2.1 Understanding and predicting seasonal tropical SST variations
CDC scientists have pioneered the development of Linear Inverse Modeling (LIM) as a diagnostic and forecasting tool. LIM is a method of extracting the dynamical parameters of a system from data. The assumption is made that the dynamics can be modeled as a stable linear multivariate process driven by geographically coherent white noise. The estimated dynamical parameters can then be used to make forecasts of the system. Real-time seasonal LIM forecasts of tropical Indo-Pacific SST anomalies are published monthly in the Climate Diagnostics Bulletin and quarterly in the Experimental Long-Lead Forecast Bulletin (ELLFB). They are also available through CDC's website at http://www.esrl.noaa.gov/psd/~lem/IndoPacific.frcst.html.
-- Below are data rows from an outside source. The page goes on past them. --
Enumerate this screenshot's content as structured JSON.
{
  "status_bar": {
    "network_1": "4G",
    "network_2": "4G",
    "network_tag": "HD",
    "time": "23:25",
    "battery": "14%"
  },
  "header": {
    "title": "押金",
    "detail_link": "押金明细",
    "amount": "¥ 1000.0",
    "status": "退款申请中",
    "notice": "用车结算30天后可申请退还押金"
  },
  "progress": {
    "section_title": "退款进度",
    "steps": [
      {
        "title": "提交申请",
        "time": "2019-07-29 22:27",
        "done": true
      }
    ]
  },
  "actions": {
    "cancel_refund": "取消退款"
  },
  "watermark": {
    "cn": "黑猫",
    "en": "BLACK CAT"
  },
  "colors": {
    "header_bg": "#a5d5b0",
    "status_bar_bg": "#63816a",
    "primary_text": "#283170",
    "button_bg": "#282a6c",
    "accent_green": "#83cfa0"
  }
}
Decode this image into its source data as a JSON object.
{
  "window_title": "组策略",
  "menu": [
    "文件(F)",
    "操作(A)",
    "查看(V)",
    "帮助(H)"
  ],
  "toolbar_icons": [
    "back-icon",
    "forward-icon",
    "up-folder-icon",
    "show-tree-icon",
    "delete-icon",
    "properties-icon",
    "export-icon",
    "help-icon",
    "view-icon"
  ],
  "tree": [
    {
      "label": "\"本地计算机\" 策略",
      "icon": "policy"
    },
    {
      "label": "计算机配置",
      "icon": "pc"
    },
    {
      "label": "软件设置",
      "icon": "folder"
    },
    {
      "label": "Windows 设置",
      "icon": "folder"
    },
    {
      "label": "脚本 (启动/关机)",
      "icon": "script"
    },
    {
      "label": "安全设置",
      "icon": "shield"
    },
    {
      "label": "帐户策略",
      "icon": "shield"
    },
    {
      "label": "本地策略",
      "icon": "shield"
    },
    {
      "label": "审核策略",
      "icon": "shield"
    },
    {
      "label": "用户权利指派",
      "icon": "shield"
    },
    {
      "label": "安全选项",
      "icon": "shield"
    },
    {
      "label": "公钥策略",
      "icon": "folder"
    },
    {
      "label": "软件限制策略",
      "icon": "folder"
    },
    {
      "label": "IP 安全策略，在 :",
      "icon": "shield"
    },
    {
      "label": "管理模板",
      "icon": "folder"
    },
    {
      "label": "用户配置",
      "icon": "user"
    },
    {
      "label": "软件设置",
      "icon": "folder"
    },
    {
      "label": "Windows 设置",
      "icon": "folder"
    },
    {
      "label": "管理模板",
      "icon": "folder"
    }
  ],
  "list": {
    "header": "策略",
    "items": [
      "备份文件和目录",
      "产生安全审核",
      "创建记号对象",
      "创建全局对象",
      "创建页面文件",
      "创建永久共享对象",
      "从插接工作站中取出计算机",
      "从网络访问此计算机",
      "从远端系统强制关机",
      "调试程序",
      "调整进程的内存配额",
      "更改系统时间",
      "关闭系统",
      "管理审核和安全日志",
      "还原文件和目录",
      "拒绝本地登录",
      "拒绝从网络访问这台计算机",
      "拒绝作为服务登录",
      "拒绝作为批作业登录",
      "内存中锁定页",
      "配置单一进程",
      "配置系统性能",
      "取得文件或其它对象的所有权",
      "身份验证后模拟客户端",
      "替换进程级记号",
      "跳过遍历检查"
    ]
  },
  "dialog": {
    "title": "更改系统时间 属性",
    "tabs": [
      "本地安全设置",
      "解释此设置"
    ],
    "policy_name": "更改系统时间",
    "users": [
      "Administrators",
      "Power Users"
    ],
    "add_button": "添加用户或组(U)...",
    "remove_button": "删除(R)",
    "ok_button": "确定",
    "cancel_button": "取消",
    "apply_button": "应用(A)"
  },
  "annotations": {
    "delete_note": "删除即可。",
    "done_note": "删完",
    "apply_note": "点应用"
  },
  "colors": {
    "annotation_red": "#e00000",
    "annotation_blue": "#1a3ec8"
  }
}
An important original result from our LIM diagnosis of Indo-Pacific SST variability was the identification, through a singular-vector analysis of the empirically-determined system propagator, of an optimal initial SST pattern for SST anomaly growth over 7 months in the basin. This structure evolves in 7 months into a pattern resembling a mature ENSO event (Fig. 2.1), and may therefore be viewed as a dynamically relevant precursor to ENSO.
And indeed, as Fig. 2.2. shows, whenever an SST anomaly pattern projects appreciably on this structure, there is a good chance of obtaining large SST anomalies in the Niño 3.4 area 7 months later. Figure 2.2 also shows that the projection statistics are similar whether they are evaluated for a time period including the training period (COADS data: 1950-1990) or for independent data (NMC Real-time Surface Marine data: 1991-2001). Encouraged by this robust behavior, we now provide real-time monitoring of the projection of the SST anomaly field on this structure through our website at http://www.esrl.noaa.gov/psd/~lem/opt/optstr.html.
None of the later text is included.